Aqui chegados, e como sucede em qualquer doença, é fundamental não ficar pela identificação dos sintomas. Importa conhecer as causas para, depois, aplicar as terapêuticas. Ora, o mal que atormenta o SNS é aquilo a que poderíamos chamar de socialismo selvagem. Foi o socialismo selvagem que impôs o dogma de que os serviços de saúde públicos têm obrigatoriamente de ser prestados por entidades públicas. Foi o socialismo selvagem protagonizado por PCP, Bloco de Esquerda e PS que levou à extinção das PPP da saúde, soluções que funcionavam em termos de qualidade e eficiência, como foi reconhecido pelo Tribunal de Contas. É o socialismo selvagem que afasta qualquer lógica de concorrência entre diferentes unidades de saúde. É o socialismo selvagem que impede que os princípios de gestão e os indicadores de desempenho das unidades de saúde sejam definidos e monitorizados com rigor (como acontecia, aliás, nas PPP). Foi o socialismo selvagem que impôs a natureza absolutamente excecional do recurso a PPP na nova Lei de Bases da Saúde.

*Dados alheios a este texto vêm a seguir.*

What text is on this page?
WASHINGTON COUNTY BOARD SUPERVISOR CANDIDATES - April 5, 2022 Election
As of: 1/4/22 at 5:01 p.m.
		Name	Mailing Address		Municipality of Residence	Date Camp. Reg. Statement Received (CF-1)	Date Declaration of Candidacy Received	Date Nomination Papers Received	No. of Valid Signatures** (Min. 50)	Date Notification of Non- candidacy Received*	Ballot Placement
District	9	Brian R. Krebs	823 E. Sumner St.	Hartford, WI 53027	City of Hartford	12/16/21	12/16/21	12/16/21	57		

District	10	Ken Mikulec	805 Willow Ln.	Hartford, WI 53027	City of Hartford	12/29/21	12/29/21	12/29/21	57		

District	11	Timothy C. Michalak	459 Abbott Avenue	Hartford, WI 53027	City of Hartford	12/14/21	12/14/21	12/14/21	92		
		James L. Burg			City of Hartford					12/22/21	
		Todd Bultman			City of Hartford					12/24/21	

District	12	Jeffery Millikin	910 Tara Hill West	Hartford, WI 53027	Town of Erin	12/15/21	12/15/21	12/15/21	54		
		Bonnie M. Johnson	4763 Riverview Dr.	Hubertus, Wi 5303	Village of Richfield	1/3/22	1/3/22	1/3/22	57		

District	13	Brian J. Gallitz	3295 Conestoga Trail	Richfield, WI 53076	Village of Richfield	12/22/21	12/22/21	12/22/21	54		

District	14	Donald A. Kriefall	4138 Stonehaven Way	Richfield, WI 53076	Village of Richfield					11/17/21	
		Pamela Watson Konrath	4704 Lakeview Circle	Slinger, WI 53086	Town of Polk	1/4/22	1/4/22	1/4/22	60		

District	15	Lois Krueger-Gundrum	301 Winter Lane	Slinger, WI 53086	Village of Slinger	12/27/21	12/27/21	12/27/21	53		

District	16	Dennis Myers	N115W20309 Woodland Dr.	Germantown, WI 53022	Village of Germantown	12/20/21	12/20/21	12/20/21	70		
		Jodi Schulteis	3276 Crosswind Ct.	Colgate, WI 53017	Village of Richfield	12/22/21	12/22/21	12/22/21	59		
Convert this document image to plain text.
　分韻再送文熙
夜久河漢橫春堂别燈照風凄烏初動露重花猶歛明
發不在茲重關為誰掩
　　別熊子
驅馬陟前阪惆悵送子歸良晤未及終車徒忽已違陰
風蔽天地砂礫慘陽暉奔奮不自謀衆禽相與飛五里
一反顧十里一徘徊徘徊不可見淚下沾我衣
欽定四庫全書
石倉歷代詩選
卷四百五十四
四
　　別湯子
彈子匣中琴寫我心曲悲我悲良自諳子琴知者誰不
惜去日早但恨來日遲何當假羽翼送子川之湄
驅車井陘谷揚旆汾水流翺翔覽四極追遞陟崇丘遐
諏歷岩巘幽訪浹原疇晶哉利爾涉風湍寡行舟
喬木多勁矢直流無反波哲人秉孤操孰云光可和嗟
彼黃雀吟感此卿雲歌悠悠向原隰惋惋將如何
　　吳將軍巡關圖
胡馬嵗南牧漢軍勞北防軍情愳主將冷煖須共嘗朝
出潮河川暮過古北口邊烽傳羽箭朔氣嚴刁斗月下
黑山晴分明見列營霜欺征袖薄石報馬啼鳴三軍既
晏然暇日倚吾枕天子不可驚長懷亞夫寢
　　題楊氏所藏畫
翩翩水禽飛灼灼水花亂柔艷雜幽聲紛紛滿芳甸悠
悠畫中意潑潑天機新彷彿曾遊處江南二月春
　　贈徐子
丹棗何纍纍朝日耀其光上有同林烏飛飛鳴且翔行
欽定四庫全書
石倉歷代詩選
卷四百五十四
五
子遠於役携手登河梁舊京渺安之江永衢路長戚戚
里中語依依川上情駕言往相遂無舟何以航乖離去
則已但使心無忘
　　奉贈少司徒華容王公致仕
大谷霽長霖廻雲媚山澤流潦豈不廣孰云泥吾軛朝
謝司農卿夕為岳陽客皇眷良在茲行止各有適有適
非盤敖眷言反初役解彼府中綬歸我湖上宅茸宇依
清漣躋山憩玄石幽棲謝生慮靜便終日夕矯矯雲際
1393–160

Perante esta situação não basta pedir a demissão da Ministra da Saúde Marta Temido. Como bem salienta Joaquim Miranda Sarmento, importa não esquecer que é o primeiro-ministro, enquanto líder do governo, o responsável pelo cada vez mais notório caos dos serviços públicos e em particular pela situação desastrosa do SNS. A manutenção de Marta Temido em funções no actual contexto é aliás útil para António Costa e para o PS por funcionar como uma espécie de escudo humano político que absorve as críticas pelo estado do SNS. Mais cedo ou mais tarde, é provável que Temido seja sacrificada. Quando esgotar a sua utilidade política ou quando a própria (compreensivelmente) decidir sair devido ao desgaste acumulado. Mas os problemas no SNS infelizmente permanecerão com graves consequências para a saúde dos portugueses. E o primeiro passo para os tratar é reconhecer que esses graves problemas resultam das políticas erradas seguidas pela geringonça e são por isso, em última instância, responsabilidade da governação socialista.